Notre salut passe par l'observation des autres

Alors en écrivant le dernier article, j'ai compris pourquoi certains ne développent pas tellement d'intelligence éveillée malgré toutes leurs pratiques. C'est à cause de cette tournure d'esprit centrée sur soi.

Le pire, c'est les intellectuels qui retournent leurs idées toute la journée et sont incapables d'observer le moindre fait. Mais même quand on n'est pas un intellectuel, il semble que l'auto-préoccupation arrive à prendre beaucoup de place. Mon ex-ami-peintre était de ce genre. Il avait passé sa vie à pratiquer, et son esprit avait du mal à mettre ensemble plus de deux éléments à la fois, autrement dit il était hors de question de lui expliquer des points complexes de philosophie ou de théologie. Mais quelque part c'était étrange, parce que tous les Rinpoches y arrivent, or je suppose qu'ils ne naissent pas tous avec un QI de 180. Car il y a un moment où la théologie n'est plus de la théologie, c'est de l'observation du réel. Et le réel, est d'une complexité aussi inouïe qu'il est simple. On dit que plus un ange est élevé, plus il est "simple". La création est un "acte simple" (= tout est interdépendant), fruit d'une intelligence inimaginable. Mais comme il s'agit d'une intelligence, et non d'un heureux hasard, il est possible d'en attraper des bouts. En observant son oeuvre.

Ce n'est pas une question de QI, je crois que le mien a baissé car je ne suis plus capable de réfléchir de cette façon. Satyananda dit qu'avec la kundalini les parties endormies du cerveau s'éveillent, pour ma part je dirais déjà qu'avec toute la place qu'on fait en virant ce qui ne sert à rien, il y a la possibilité de devenir intelligent. Les deux ne s'excluent pas. Donc mon ami peintre qui passait ses journées à penser à lui-même et à sa propre histoire, il n'est jamais devenu intelligent plus loin que d'une manière extrêmement basique. Animale, presque (j'espère qu'il n'y a pas de nos anciens amis communs qui lisent ce blog...). Les animaux sentent toutes sortes de choses, beaucoup plus que ce qu'on croit. Pour autant, ils n'ont pas accès aux véritables principes, qui se situent dans la sphère intellectuelle. (Pas mentale). Mais cet ami, donc, est toujours plus intelligents que divers érudits croisés ici et là, des gens parfois reconnus. Car ceux-là, ils n'ont même pas commencé à s'apercevoir qu'il y avait un monde autour d'eux, et pas seulement des idées. Le génie au plan mondain peut être un parfait idiot au plan spirituel. Ici, on retrouve ce que Pascal avait énoncé, avec ses trois ordres.
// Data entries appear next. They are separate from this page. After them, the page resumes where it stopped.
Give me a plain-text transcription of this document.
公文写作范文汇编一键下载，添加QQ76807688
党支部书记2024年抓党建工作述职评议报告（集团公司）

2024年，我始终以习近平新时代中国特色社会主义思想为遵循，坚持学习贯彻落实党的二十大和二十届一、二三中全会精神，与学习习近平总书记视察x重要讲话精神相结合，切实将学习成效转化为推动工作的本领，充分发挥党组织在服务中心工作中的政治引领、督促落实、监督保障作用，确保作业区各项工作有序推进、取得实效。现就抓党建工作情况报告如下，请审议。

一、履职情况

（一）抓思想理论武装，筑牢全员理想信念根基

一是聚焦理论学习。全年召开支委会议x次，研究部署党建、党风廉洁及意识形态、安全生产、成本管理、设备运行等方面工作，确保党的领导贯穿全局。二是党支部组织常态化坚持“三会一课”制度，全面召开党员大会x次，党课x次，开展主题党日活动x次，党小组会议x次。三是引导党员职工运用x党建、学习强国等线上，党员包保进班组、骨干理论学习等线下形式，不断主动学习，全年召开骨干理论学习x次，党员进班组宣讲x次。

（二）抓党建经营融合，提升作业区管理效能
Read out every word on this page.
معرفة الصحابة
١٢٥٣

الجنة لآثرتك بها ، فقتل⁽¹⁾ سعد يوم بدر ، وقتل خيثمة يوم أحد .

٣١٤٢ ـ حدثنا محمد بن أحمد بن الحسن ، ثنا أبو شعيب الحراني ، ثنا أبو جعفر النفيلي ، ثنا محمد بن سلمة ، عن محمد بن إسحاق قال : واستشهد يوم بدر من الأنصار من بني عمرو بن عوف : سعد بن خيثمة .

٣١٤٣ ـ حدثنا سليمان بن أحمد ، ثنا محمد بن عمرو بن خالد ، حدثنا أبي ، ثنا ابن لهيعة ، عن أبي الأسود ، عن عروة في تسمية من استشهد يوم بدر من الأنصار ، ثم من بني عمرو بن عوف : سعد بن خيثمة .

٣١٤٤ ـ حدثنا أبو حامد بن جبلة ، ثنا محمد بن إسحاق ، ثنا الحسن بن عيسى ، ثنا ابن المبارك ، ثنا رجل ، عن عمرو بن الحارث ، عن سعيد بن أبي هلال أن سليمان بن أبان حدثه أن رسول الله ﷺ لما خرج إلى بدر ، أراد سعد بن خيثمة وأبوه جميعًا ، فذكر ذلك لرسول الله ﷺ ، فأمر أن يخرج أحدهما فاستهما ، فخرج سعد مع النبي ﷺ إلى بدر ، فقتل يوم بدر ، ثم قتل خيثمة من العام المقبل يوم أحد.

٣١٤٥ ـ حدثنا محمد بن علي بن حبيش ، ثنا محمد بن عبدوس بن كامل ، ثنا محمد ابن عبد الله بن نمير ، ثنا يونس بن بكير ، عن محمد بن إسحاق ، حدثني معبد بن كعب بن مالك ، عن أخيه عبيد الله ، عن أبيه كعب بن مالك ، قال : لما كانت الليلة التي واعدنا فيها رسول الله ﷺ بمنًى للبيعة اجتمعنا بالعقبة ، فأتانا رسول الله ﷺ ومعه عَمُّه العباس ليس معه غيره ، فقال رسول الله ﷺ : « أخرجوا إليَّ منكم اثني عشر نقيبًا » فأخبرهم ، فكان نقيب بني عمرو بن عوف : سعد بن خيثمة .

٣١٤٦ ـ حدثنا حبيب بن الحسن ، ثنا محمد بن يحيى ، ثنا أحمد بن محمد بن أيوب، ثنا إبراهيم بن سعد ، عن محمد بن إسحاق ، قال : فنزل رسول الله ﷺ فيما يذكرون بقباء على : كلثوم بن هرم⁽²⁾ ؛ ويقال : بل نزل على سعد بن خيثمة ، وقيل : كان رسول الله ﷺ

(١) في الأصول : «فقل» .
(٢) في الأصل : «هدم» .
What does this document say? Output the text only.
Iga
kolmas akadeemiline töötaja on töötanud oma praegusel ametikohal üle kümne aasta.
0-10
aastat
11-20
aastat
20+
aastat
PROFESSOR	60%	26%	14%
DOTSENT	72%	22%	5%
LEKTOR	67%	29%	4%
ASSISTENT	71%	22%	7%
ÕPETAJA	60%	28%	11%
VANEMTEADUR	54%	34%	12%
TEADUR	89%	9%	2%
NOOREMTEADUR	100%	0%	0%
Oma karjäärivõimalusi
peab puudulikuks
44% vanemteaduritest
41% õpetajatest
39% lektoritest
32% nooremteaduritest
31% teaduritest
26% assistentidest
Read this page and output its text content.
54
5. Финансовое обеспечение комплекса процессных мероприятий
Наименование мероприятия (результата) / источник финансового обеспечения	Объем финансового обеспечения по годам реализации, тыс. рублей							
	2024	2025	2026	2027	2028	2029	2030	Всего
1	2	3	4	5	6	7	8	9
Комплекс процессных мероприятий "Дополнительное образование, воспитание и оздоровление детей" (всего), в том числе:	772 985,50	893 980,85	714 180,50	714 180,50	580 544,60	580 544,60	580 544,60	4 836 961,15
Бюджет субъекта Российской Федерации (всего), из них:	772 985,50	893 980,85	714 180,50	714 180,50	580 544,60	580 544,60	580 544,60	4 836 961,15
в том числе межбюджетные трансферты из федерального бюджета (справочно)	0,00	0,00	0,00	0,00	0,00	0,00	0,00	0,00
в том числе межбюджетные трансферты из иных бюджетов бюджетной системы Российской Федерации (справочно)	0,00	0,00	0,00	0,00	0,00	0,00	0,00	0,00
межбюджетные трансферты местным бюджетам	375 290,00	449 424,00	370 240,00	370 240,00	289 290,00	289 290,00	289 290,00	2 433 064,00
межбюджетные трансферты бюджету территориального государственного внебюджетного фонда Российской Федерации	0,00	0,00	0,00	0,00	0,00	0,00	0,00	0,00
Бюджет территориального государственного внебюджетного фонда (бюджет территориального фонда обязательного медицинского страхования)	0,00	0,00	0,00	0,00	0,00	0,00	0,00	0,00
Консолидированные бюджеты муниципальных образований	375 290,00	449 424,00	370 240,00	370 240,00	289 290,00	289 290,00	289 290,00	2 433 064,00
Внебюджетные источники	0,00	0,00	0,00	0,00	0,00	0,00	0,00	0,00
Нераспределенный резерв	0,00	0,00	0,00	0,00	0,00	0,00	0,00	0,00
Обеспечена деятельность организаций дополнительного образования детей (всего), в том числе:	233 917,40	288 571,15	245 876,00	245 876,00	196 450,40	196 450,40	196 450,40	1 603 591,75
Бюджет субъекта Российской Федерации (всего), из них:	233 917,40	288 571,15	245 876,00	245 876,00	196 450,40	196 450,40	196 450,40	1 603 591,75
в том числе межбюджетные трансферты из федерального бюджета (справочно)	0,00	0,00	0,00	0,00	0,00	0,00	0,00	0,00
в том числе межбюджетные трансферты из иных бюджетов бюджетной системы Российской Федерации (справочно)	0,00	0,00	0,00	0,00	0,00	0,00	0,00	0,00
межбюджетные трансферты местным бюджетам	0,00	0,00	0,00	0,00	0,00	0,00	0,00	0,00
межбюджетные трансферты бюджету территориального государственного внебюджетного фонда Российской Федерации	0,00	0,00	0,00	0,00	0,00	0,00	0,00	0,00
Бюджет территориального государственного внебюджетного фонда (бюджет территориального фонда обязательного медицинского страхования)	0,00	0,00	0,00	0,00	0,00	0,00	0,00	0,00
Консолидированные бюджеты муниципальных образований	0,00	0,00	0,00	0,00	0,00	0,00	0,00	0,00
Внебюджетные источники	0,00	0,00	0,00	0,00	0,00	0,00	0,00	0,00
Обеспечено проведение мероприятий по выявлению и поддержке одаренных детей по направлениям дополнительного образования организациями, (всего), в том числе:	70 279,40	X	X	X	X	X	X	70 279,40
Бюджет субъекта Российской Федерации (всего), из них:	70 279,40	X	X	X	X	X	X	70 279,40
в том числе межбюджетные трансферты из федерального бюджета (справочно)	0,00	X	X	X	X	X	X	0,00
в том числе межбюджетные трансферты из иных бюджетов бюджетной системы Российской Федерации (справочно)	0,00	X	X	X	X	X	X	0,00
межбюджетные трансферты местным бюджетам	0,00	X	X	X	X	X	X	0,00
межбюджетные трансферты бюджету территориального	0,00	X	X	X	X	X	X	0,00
Donc ce que je voulais dire, c'est qu'il y a divers degrés de développement de "l'intellligence éveillée", mais que son développement implique obligatoirement que l'on sorte de soi-même. C'est en outre de première importance pour la pratique. En effet, il est à la mode de croire que tout ira toujours pour le mieux en la matière, alors que l'expérience tend plutôt à montrer que tout va toujours pour le plus mal. C'est normal, puisque c'est un domaine qui nous est inconnu par excellence. Si quelqu'un n'a jamais fait de musique, il y a de fortes chances qu'il ne s'en sorte pas en autodidacte. Quelqu'un qui a déjà étudié un instrument peut en revanche en étudier un autre seul. Plus ou moins. Mais un peu. Le problème en spiritualité, c'est qu'on en est toujours au stade du débutant, d'un certain point de vue. A moins d'en être à la 3è vision de thögal et donc bien engagé, ce qui nous attend c'est comme un glacier. Bien joli à regarder de loin mais plein de failles en réalité. On ne les voit qu'une fois qu'on est tombé dedans, et il n'est pas si facile d'en ressortir. Il y a deux choses qui peuvent nous en préserver.

1) Un maître, et c'est pour cette raison que les tradition disent qu'on ne s'en sort pas sans maître. Ils disent plus précisément : quelqu'un qui a parcouru le chemin avant nous et qui donc connaît les pièges. Ça semble très secondaire quand on se croit malin, ou quand on croit que le bon Dieu va tout faire bien comme il faut pour nous.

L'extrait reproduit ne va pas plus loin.